2. Children should be aware of weather news and forecasts coming over the radio, TV, newspapers and the Internet and be encouraged to use this information. Precipitation is a major cause of landfalls. Information of the kind I have mentioned would obviously help anticipate problems, though it would require significant education and training. Such training given to teachers in local schools would help a lot. I give the following two URLs as examples of what information is available. (http://www.weather.nic.in/; http://weather.yahoo.com/forecast/INXX0140.html)
3. Why such forecasts are not widely available in Indian languages needs to be examined.
4. A news report in The Hindu newspaper deals with an exciting and simple solution to the problem: Interactive Voice Response systems giving weather forecasts for selected locations in a region, giving a choice of languages.
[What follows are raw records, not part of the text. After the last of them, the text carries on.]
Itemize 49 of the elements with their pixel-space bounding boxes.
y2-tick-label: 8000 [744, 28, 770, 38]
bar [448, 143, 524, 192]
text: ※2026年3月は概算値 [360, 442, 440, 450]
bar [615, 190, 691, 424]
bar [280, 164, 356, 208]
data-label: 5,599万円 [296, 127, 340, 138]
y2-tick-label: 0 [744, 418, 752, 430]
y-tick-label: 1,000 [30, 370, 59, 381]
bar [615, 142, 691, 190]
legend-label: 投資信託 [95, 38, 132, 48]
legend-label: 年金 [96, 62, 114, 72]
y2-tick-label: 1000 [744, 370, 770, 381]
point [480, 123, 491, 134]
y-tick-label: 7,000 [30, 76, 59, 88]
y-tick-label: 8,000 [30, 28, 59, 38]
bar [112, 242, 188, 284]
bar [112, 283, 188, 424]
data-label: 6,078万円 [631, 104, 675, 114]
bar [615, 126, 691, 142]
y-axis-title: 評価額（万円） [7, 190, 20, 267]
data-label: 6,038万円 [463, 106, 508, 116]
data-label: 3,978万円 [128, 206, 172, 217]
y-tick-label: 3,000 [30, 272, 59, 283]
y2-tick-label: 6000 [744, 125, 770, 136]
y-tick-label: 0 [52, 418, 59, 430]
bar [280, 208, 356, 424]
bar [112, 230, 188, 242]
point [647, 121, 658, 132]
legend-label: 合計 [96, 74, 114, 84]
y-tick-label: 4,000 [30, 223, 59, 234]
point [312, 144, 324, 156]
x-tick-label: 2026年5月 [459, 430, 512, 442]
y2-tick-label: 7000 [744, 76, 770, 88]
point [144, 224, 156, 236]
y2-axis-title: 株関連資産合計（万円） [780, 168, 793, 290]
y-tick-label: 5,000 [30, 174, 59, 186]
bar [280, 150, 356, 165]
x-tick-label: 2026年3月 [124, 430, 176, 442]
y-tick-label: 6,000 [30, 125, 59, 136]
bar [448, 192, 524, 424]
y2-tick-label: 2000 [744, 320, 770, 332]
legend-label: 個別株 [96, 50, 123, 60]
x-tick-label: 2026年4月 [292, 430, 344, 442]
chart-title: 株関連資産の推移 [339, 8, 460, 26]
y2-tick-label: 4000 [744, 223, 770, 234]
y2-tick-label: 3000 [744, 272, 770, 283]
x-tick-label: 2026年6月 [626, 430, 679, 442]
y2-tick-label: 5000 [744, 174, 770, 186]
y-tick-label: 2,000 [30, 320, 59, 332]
Read here: http://www.hindu.com/2008/02/09/stories/2008020957070300.htm. With hundreds of millions of cell phones in India, this technique is very attractive.
5. Cell phone coverage in hilly areas does get to be very poor. There is a Universal Services Obligation Fund of the Govt of India to subsidize telecom facilities in relatively remote and sparse population areas. Some of these funds should be utilized to provide dependable connectivity to areas where disaster risks are known to be high. Items 3 to 5 need to be taken up by state governments. Paucity of resources is a not a valid excuse any more.